The genetics of preimplantation embryonic arrest: the role of aneuploidies

PURPOSE OF THE REVIEW: Aneuploidy is a major cause of embryonic arrest. While meiotic aneuploidies, especially maternal, are a well-documented cause of embryo and fetal arrest, increasing evidence highlights the crucial role played by mitotic aneuploidies. This review explores the molecular and cellular pathways underlying these abnormalities, focusing on abnormal cleavage, chromatin cohesion, spindle stability, maternal effect genes, and mitochondria. RECENT FINDINGS: Approximately half of human embryos cease development in vitro or shortly after transfer to the uterus. Genetic investigation of these embryos has highlighted that 90% of these exhibit aneuploidies.
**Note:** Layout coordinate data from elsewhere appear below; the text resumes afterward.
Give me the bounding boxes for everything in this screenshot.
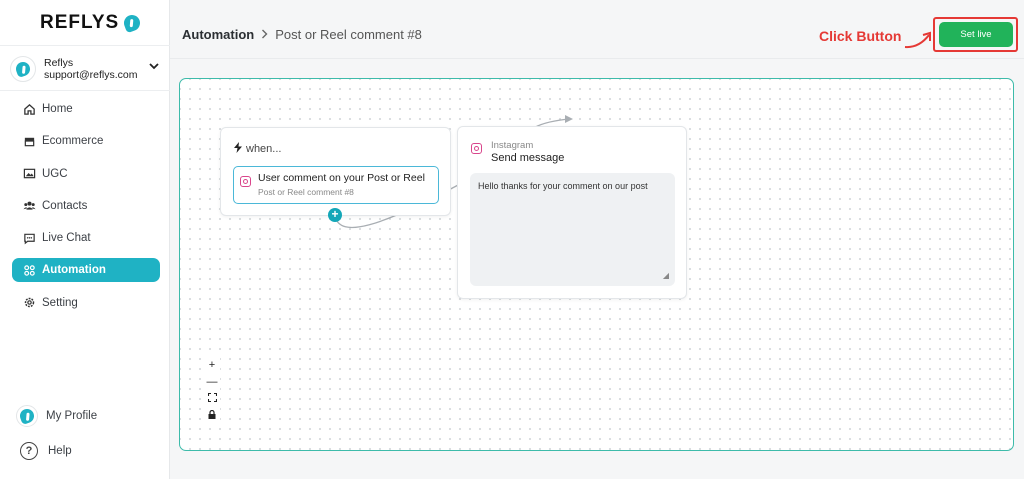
avatar	[10, 56, 36, 82]
sidebar-item-ecommerce[interactable]: Ecommerce	[12, 129, 160, 153]
resize-handle-icon[interactable]: ◢	[663, 271, 669, 280]
flow-canvas[interactable]: when... User comment on your Post or Ree…	[179, 78, 1014, 451]
chat-icon	[22, 231, 36, 245]
account-name: Reflys	[44, 57, 74, 69]
image-icon	[22, 167, 36, 181]
profile-avatar	[16, 405, 38, 427]
sidebar-item-live-chat[interactable]: Live Chat	[12, 226, 160, 250]
sidebar-divider	[0, 45, 170, 46]
trigger-node[interactable]: when... User comment on your Post or Ree…	[220, 127, 451, 216]
action-node[interactable]: Instagram Send message Hello thanks for …	[457, 126, 687, 299]
zoom-out-button[interactable]: —	[204, 374, 220, 391]
sidebar-nav: Home Ecommerce UGC Contacts Live Chat Au…	[12, 97, 160, 323]
sidebar-item-ugc[interactable]: UGC	[12, 162, 160, 186]
sidebar-item-label: Ecommerce	[42, 135, 104, 148]
help-label: Help	[48, 445, 72, 457]
account-email: support@reflys.com	[44, 69, 138, 81]
help-icon: ?	[20, 442, 38, 460]
sidebar-item-automation[interactable]: Automation	[12, 258, 160, 283]
breadcrumb-section[interactable]: Automation	[182, 27, 254, 42]
sidebar-item-label: UGC	[42, 167, 68, 180]
store-icon	[22, 134, 36, 148]
sidebar-item-label: Setting	[42, 296, 78, 309]
header-divider	[170, 58, 1024, 59]
instagram-icon	[471, 143, 482, 154]
help-link[interactable]: ? Help	[20, 442, 170, 460]
chevron-down-icon[interactable]	[149, 62, 159, 73]
bolt-icon	[234, 142, 242, 156]
breadcrumb: Automation Post or Reel comment #8	[182, 27, 422, 42]
automation-icon	[22, 263, 36, 277]
brand-logo-icon	[14, 60, 32, 78]
home-icon	[22, 102, 36, 116]
chevron-right-icon	[261, 28, 268, 42]
gear-icon	[22, 296, 36, 310]
canvas-controls: + —	[204, 357, 220, 425]
when-text: when...	[246, 143, 282, 155]
brand-logo-icon	[18, 407, 36, 425]
sidebar-divider	[0, 90, 170, 91]
brand-name: REFLYS	[40, 12, 120, 33]
sidebar: REFLYS Reflys support@reflys.com Home Ec…	[0, 0, 170, 479]
my-profile-link[interactable]: My Profile	[16, 405, 166, 427]
sidebar-item-setting[interactable]: Setting	[12, 291, 160, 315]
account-switcher[interactable]: Reflys support@reflys.com	[10, 54, 165, 84]
action-platform: Instagram	[491, 140, 534, 151]
lock-icon[interactable]	[204, 408, 220, 425]
breadcrumb-page: Post or Reel comment #8	[275, 27, 422, 42]
set-live-button[interactable]: Set live	[939, 22, 1013, 47]
my-profile-label: My Profile	[46, 410, 98, 422]
sidebar-item-label: Live Chat	[42, 232, 91, 245]
fit-view-icon[interactable]	[204, 391, 220, 408]
when-label: when...	[234, 142, 281, 156]
instagram-icon	[240, 176, 251, 187]
sidebar-item-contacts[interactable]: Contacts	[12, 194, 160, 218]
annotation-label: Click Button	[819, 28, 902, 44]
brand-logo-icon	[121, 12, 143, 34]
trigger-card[interactable]: User comment on your Post or Reel Post o…	[233, 166, 439, 204]
trigger-subtitle: Post or Reel comment #8	[258, 187, 354, 197]
sidebar-item-label: Contacts	[42, 199, 88, 212]
trigger-title: User comment on your Post or Reel	[258, 172, 425, 184]
sidebar-item-label: Home	[42, 103, 73, 115]
sidebar-item-label: Automation	[42, 264, 106, 277]
message-text: Hello thanks for your comment on our pos…	[478, 181, 648, 191]
users-icon	[22, 199, 36, 213]
annotation-arrow-icon	[904, 31, 931, 49]
message-textarea[interactable]: Hello thanks for your comment on our pos…	[470, 173, 675, 286]
add-step-button[interactable]: +	[328, 208, 342, 222]
brand-logo[interactable]: REFLYS	[40, 12, 143, 34]
action-title: Send message	[491, 152, 565, 164]
sidebar-item-home[interactable]: Home	[12, 97, 160, 121]
zoom-in-button[interactable]: +	[204, 357, 220, 374]
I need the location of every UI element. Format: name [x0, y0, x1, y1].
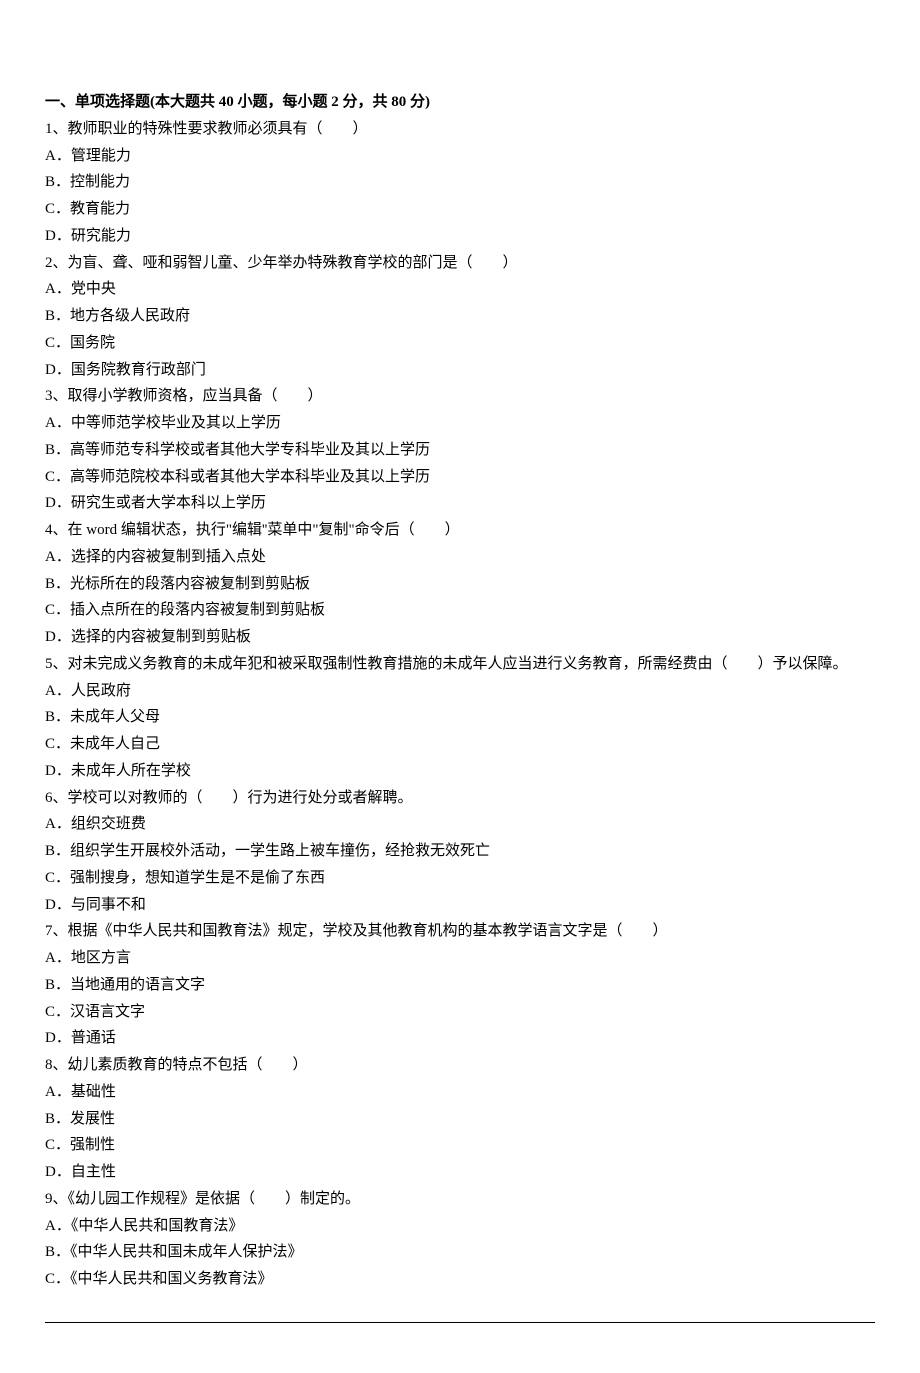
question-option: D．研究能力 [45, 224, 875, 249]
footer-divider [45, 1322, 875, 1323]
question-option: D．选择的内容被复制到剪贴板 [45, 625, 875, 650]
question-option: C．汉语言文字 [45, 1000, 875, 1025]
question-option: D．国务院教育行政部门 [45, 358, 875, 383]
question-stem: 5、对未完成义务教育的未成年犯和被采取强制性教育措施的未成年人应当进行义务教育，… [45, 652, 875, 677]
question-option: B．光标所在的段落内容被复制到剪贴板 [45, 572, 875, 597]
question-option: B．组织学生开展校外活动，一学生路上被车撞伤，经抢救无效死亡 [45, 839, 875, 864]
question-option: B．发展性 [45, 1107, 875, 1132]
question-option: A．中等师范学校毕业及其以上学历 [45, 411, 875, 436]
question-option: A．《中华人民共和国教育法》 [45, 1214, 875, 1239]
question-option: A．人民政府 [45, 679, 875, 704]
question-option: D．自主性 [45, 1160, 875, 1185]
question-option: A．管理能力 [45, 144, 875, 169]
question-option: C．国务院 [45, 331, 875, 356]
question-option: C．未成年人自己 [45, 732, 875, 757]
question-option: A．党中央 [45, 277, 875, 302]
question-option: B．未成年人父母 [45, 705, 875, 730]
question-stem: 6、学校可以对教师的（ ）行为进行处分或者解聘。 [45, 786, 875, 811]
question-stem: 3、取得小学教师资格，应当具备（ ） [45, 384, 875, 409]
question-option: B．当地通用的语言文字 [45, 973, 875, 998]
question-option: C．高等师范院校本科或者其他大学本科毕业及其以上学历 [45, 465, 875, 490]
question-option: C．强制性 [45, 1133, 875, 1158]
question-option: A．组织交班费 [45, 812, 875, 837]
question-option: B．控制能力 [45, 170, 875, 195]
question-stem: 8、幼儿素质教育的特点不包括（ ） [45, 1053, 875, 1078]
question-option: B．高等师范专科学校或者其他大学专科毕业及其以上学历 [45, 438, 875, 463]
question-option: A．选择的内容被复制到插入点处 [45, 545, 875, 570]
question-option: A．基础性 [45, 1080, 875, 1105]
question-stem: 7、根据《中华人民共和国教育法》规定，学校及其他教育机构的基本教学语言文字是（ … [45, 919, 875, 944]
question-option: C．强制搜身，想知道学生是不是偷了东西 [45, 866, 875, 891]
question-option: B．《中华人民共和国未成年人保护法》 [45, 1240, 875, 1265]
question-option: A．地区方言 [45, 946, 875, 971]
question-stem: 4、在 word 编辑状态，执行"编辑''菜单中"复制"命令后（ ） [45, 518, 875, 543]
section-heading: 一、单项选择题(本大题共 40 小题，每小题 2 分，共 80 分) [45, 90, 875, 115]
question-option: C．插入点所在的段落内容被复制到剪贴板 [45, 598, 875, 623]
question-stem: 9、《幼儿园工作规程》是依据（ ）制定的。 [45, 1187, 875, 1212]
question-option: D．未成年人所在学校 [45, 759, 875, 784]
question-option: D．普通话 [45, 1026, 875, 1051]
question-option: B．地方各级人民政府 [45, 304, 875, 329]
question-stem: 2、为盲、聋、哑和弱智儿童、少年举办特殊教育学校的部门是（ ） [45, 251, 875, 276]
question-option: D．研究生或者大学本科以上学历 [45, 491, 875, 516]
question-option: C．教育能力 [45, 197, 875, 222]
question-option: C．《中华人民共和国义务教育法》 [45, 1267, 875, 1292]
question-stem: 1、教师职业的特殊性要求教师必须具有（ ） [45, 117, 875, 142]
question-option: D．与同事不和 [45, 893, 875, 918]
Surprisingly, most of these arise from errors during the early mitotic divisions of preimplantation embryos. These findings strongly correlate with disruptions of early cleavage possibly due to faulty spindle assembly or mitochondrial dysfunction during the in-vitro development. Moreover, maternal effects, such as faulty meiotic recombination and variants in maternal effect genes involved in the subcortical maternal complex, may further predispose the embryo to high rates of chromosomal imbalance. SUMMARY: Meiotic and mitotic aneuploidies play a significant role in embryo arrest, yet their molecular and cellular origin are not well understood. Investigating these pathways may lead to interventions that could be developed to improve success rates with IVF or even fertility rates in general.